Expensive. Need I say more?

Even more expensive when you factor in wrapping it with a multi-stage, agentic, symbiotic, anamorphic layer to ensure consistency. Not to mention the cost of wasted time managing the models, handling upgrades, rebuilding the entire pipeline each time a new turn needs to be added to the model, and troubleshooting why all the prompts break.

#Speed

We take the name Wirespeed seriously. It’s not marketing hype, it’s the north star for our company. If we can’t do it at Wirespeed, why are we doing it?
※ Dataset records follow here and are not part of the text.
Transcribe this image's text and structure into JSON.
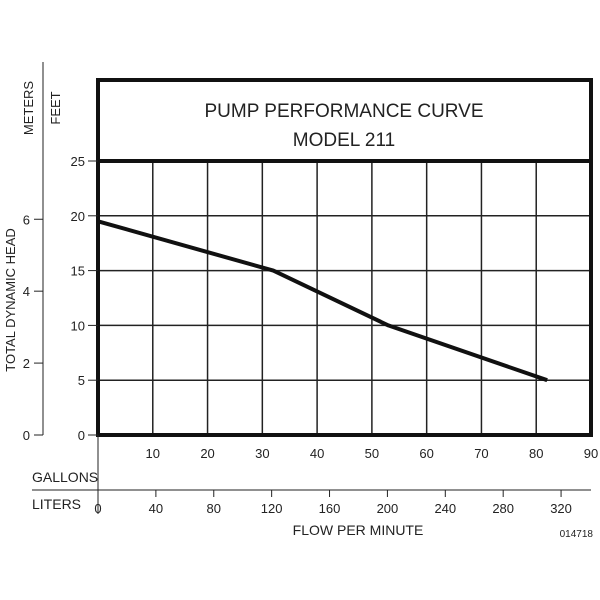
{
  "chart_data": {
    "type": "line",
    "title": "PUMP PERFORMANCE CURVE",
    "subtitle": "MODEL 211",
    "xlabel": "FLOW PER MINUTE",
    "ylabel": "TOTAL DYNAMIC HEAD",
    "x_axes": [
      {
        "unit": "GALLONS",
        "range": [
          0,
          90
        ],
        "ticks": [
          10,
          20,
          30,
          40,
          50,
          60,
          70,
          80,
          90
        ]
      },
      {
        "unit": "LITERS",
        "ticks": [
          0,
          40,
          80,
          120,
          160,
          200,
          240,
          280,
          320
        ]
      }
    ],
    "y_axes": [
      {
        "unit": "FEET",
        "range": [
          0,
          25
        ],
        "ticks": [
          0,
          5,
          10,
          15,
          20,
          25
        ]
      },
      {
        "unit": "METERS",
        "ticks": [
          0,
          2,
          4,
          6
        ]
      }
    ],
    "grid": true,
    "series": [
      {
        "name": "Model 211",
        "x": [
          0,
          32,
          53,
          82
        ],
        "y": [
          19.5,
          15,
          10,
          5
        ]
      }
    ],
    "code": "014718"
  }
}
In our early testing, our verdict times are measured in MILLISECONDS. I’ve built AI pipelines before for decision making, similar to what we do in our product, and they would require at least 10-15 calls to a chat model to try to replicate (unsuccessfully) what we’re doing. Each call taking a minimum of 1-2 seconds, which is already a 100x DECREASE in how fast we can protect our customers. These are non-negotiable roadblocks for us.

In Summary

Much like the note your high school partner gave you after you broke up, this is written out of love, if just a little bit harsh. I think AI has massive potential, and will be here to stay, but we didn’t see companies redoing their entire GTM to now promote that they’re a “Java company,” a “ReactJS company,” or even a “Mobile company.” Unless you’re the 1% of companies, you’re not an AI company. You’re a company that uses AI.

Now let’s get back in our caves and keep writing code.